Copy Files from Old Drive to New Drive

For copying the files to the new drive, the rsync command is really the best way to do this, since it pick up where it left off if it is interruped and you restart it--a likely event for a file transfer that is likely to take a day or two.  rsync is built-in to both Linux and OS X, but to use the command on Windows, you will need to install Cygwin, a collection of Linux programs that have been ported to Windows.

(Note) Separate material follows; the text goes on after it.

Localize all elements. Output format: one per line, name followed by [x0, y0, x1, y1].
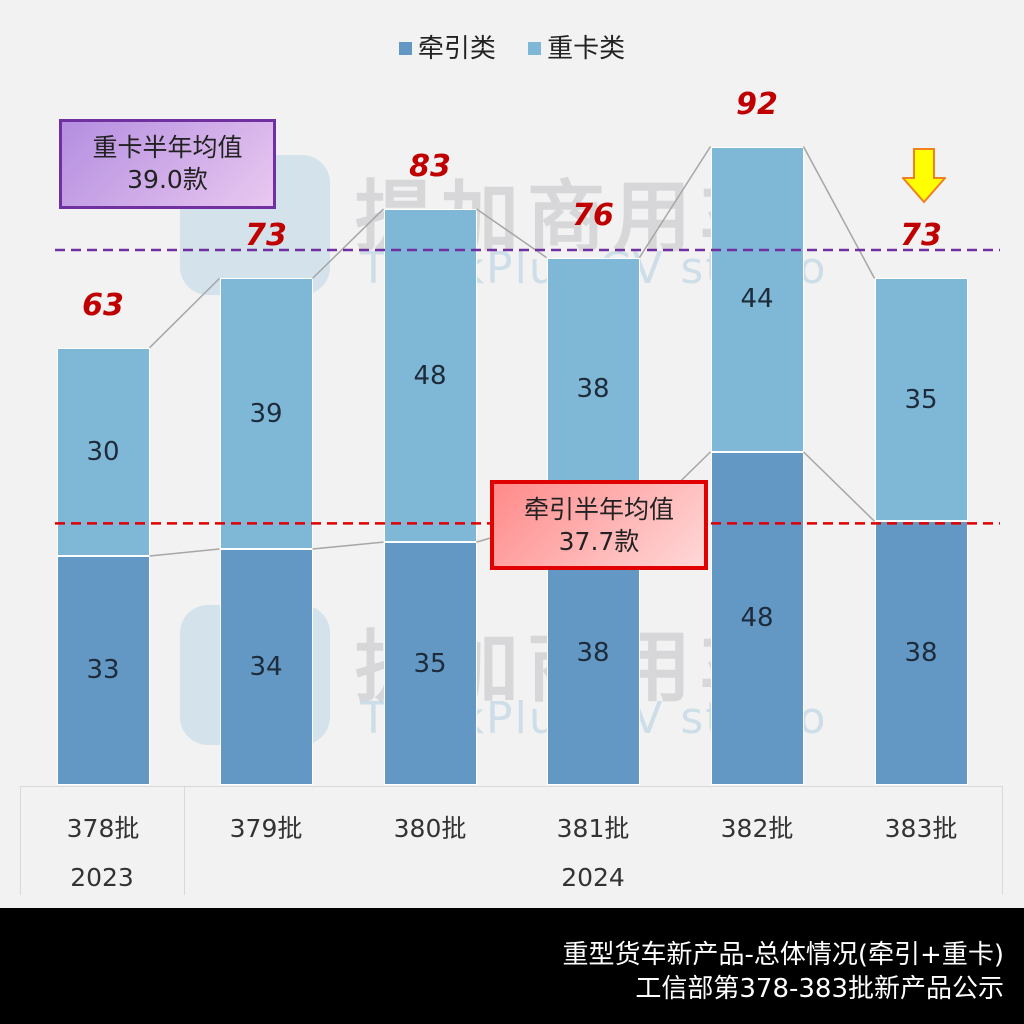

Once the RAID array was defined, I used the df -h command (native in Linux and OS X, available in Cygwin on Windows) to list the volumes and mount points that needed to be copied:

mymac:iMovieCapture myuser$ df -h
Filesystem Size Used Avail Capacity iused ifree %iused Mounted on
/dev/disk0s2 931Gi 748Gi 183Gi 81% 196093759 47886983 80% /
devfs 198Ki 198Ki 0Bi 100% 686 0 100% /dev
map -hosts 0Bi 0Bi 0Bi 100% 0 0 100% /net
map auto_home 0Bi 0Bi 0Bi 100% 0 0 100% /home
/dev/disk5 3.6Ti 2.7Ti 921Gi 76% 367565852 120752474 75% /Volumes/RAID_0_Media
/dev/disk10s2 1.8Ti 1.2Ti 648Gi 66% 318433606 169861060 65% /Volumes/iMovieCapture
//This email address is being protected from spambots. You need JavaScript enabled to view it./myuser 1.8Ti 1.7Ti 139Gi 93% 0 18446744073709551615 0% /Volumes/myuser

With a list of directories, I copied the files using the rsync command:

rsync -arvpogt /Volumes/myuser /Volumes/RAID_0_Media/myuser | tee rsync_disk_copy.log

The various arguments copy with archive mode set (a), copy recursively down into subdirectories (r), copy permissions, ownership and group (pog), and preserve modification and create timestamps (tN).  The <code>tee</code> command sends the output to the console and also creates a log file that you can review after the fact.

The copy process took about a two days to complete, followed by some work to review the log file and fix some permissions problems.